|Aisne-Marne American Cemetery, Belleau, when it actually is rainy. Sean Gallup/Getty Images Europe, via Bloomberg.|
Interesting bit of disinformation formation going on around the unlovely figure of former national security adviser John Bolton, from The Hill
John Bolton says he didn't hear Trump insult fallen soldiers in France
It appears the anti-Trump memoir from former national security adviser John Bolton is undercutting a bombshell report from The Atlantic that laid out damning claims against President Trump and his canceled 2018 visit to the Aisne-Marne American Cemetery in France.
and around the bend to The Federalist, which is ready to assert that Bolton has proved the allegations are false
But it struck me that there was something missing there, like, why would Trump have been talking about this to Bolton in particular?
Bolton spent that weekend telling Macron that Trump believed the opposite of what Trump says he believes and arguing that Trump going to the cemetery was going to prove it. https://t.co/uI3Gfw0y6p https://t.co/RQ0zGLNA5x pic.twitter.com/zmfWvOHLBs— It's Just Soup For My Family (@Yastreblyansky) September 5, 2020
Bolton's book offers an official view of why Trump didn't go to the Aisne-Marne cemetery, but he clearly doesn't know what if anything happened.

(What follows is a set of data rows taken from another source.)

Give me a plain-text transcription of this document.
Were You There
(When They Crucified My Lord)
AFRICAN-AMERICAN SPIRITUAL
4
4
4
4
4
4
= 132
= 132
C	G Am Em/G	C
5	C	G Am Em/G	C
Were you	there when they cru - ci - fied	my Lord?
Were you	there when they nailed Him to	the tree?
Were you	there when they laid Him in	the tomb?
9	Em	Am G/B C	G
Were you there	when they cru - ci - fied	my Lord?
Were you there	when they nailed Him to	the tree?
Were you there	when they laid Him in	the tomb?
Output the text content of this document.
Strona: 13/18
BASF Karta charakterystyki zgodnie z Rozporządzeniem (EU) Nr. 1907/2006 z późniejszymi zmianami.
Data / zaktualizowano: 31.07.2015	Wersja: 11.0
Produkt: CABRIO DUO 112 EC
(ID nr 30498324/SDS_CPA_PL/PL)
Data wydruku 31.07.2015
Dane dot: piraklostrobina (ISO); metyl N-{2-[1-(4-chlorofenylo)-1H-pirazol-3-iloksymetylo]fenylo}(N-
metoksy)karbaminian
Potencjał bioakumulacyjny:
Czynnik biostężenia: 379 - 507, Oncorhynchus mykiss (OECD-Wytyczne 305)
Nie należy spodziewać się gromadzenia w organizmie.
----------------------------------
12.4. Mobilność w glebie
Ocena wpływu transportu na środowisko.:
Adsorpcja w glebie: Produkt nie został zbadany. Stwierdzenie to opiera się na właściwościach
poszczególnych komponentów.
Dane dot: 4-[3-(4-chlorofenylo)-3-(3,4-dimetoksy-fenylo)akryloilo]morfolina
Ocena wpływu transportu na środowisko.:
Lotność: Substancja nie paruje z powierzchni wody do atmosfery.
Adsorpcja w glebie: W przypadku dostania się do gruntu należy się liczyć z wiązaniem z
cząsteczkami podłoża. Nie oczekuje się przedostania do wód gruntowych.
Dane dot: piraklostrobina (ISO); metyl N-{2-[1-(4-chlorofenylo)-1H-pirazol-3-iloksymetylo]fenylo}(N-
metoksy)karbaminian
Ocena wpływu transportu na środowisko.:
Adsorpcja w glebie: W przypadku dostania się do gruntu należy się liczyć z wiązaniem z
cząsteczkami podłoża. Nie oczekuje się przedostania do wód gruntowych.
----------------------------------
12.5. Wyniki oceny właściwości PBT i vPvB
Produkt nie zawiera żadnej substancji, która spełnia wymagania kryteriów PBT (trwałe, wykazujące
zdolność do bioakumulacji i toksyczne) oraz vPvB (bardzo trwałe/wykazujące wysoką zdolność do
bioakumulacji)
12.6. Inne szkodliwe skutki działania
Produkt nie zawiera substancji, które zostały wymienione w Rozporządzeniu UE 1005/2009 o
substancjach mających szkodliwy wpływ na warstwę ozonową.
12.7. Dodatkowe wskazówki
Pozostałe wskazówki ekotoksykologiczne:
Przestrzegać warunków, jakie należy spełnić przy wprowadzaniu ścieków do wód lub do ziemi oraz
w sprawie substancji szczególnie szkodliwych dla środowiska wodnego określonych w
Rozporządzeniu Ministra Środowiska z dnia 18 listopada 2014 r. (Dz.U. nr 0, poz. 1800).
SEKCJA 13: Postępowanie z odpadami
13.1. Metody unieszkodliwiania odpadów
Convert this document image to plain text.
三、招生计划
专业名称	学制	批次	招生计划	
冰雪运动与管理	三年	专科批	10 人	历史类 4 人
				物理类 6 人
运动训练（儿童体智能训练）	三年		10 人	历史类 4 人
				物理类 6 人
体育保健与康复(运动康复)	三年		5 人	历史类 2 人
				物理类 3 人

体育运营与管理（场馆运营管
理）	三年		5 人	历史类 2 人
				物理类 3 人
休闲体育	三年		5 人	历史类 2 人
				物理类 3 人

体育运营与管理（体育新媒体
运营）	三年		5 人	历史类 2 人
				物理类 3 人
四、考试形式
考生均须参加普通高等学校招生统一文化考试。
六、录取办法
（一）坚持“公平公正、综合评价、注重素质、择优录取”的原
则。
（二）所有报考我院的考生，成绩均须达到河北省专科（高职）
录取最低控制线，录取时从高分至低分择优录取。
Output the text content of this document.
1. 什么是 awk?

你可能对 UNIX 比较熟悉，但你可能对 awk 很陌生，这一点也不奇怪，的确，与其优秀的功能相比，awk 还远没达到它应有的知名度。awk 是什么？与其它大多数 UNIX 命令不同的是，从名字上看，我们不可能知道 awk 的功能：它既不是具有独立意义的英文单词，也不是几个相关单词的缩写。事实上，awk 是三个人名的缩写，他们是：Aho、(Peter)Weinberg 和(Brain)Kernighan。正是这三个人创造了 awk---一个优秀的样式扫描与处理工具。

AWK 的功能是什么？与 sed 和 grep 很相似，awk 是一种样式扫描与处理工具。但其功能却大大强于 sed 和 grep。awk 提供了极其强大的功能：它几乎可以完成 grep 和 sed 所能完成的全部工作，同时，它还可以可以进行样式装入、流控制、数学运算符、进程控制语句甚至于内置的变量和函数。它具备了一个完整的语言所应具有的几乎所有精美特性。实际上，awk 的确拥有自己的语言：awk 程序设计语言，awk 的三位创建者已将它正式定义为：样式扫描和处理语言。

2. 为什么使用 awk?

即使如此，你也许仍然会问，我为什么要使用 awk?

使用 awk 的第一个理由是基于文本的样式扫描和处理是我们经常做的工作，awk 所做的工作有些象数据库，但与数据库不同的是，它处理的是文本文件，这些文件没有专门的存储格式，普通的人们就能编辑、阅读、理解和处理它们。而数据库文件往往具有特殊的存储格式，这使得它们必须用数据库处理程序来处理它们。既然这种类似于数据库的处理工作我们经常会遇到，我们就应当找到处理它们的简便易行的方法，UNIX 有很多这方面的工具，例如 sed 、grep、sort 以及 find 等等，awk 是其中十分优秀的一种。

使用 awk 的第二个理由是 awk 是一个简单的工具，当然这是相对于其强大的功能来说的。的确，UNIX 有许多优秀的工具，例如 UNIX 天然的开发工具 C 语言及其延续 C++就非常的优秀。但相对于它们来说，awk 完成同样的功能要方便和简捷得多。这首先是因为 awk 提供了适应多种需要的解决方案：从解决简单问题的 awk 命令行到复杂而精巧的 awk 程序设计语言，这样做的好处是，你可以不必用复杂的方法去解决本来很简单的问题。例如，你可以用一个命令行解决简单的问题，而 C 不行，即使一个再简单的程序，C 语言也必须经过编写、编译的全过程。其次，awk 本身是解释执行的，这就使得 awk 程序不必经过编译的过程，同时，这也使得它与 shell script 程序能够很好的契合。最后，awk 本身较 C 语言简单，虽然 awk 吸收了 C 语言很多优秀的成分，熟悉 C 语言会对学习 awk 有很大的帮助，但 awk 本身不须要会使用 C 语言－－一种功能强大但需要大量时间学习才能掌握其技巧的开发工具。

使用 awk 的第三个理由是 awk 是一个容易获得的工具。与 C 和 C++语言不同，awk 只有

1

As he himself had acknowledged, as it turned out!
Sorry, link herehttps://t.co/OYxhNOFDrT— It's Just Soup For My Family (@Yastreblyansky) September 5, 2020
I don't think Bolton is really making your case for you, Fox. pic.twitter.com/qk0qssHqQE— It's Just Soup For My Family (@Yastreblyansky) September 5, 2020
"I didn't hear that, but sure sounds like something he'd say!"
Fox News reported Trump never said that dead US troops were 'suckers,' but the network's national security correspondent said ex-officials confirmed he did
But Fox doesn't seem to be reporting its own reporting, which is pretty comical (much more at Media Matters).
Further confirmation, for me, is in that last bit of allegation on Trump's fear of looking at people who have lost limbs, and assumption that everybody feels the same, which goes along with my own Piagetian analysis suggesting that Trump's lack of object permanence explains his belief that traumatic brain injury can't be as serious as amputation ("just a headache"), because you can't see it.
Once again I'm glad I'm not a Freudian, but if I were I'd be moving on to castration anxiety and horrified-but-attracted obsession with women urinating, since they have apparently lost their penises. That's as five-year-old psychotic as it gets, folks.
Some people have been asking whether I think this story is going to have any effect on Trump's electoral chances, and as I always say I don't do handicapping, but I imagine what Steve M will probably say (I've studiously avoided looking until I finish this) will be basically right: it won't move the base at all, because they won't care or will deny, as they prefer. I will add that there's a possibility of its moving some veterans or people who identify with veterans, though I don't know how significant that would be in an America where service has become such a restricted and class-identified thing and so few have a direct experience of it (which is maybe how it got so fetishized in the first place (back in the day, everybody knew people who had been in the military, including draft dodgers like me—a bunch of us used to drive from Buffalo to Niagara Falls, the distressed part, not the tourist destination, in meetings that involved innocent games of pool in addition to, possibly, the exchange of controlled substances). And now, with the shrunken all-volunteer army, they don't.
But the theory that Trump's losing support among vets goes along with the recent findings that he's lost it among active-duty folks
|Via Military Times, 31 August.|
for whatever that's worth. And there's another possibility that really appeals to me, that it might have an impact on Republican senators with an especially strong association with the military alongside a slavish devotion to the incompetent president—those facing complicated elections this year, like Martha McSally in Arizona, Joni Ernst in Iowa, above all Lindsey Graham in South Carolina, exposing their hypocrisy at a more local level.
In the long run, I'd really like, as an old-school pacifist leftist, to hope people on the right would be forced to stop appropriating the military rank and file as emblems of their own patriotism, in the way of which Trump provides such a caricature, and start dealing with them as humans with particular needs and aspirations. That can't happen soon enough.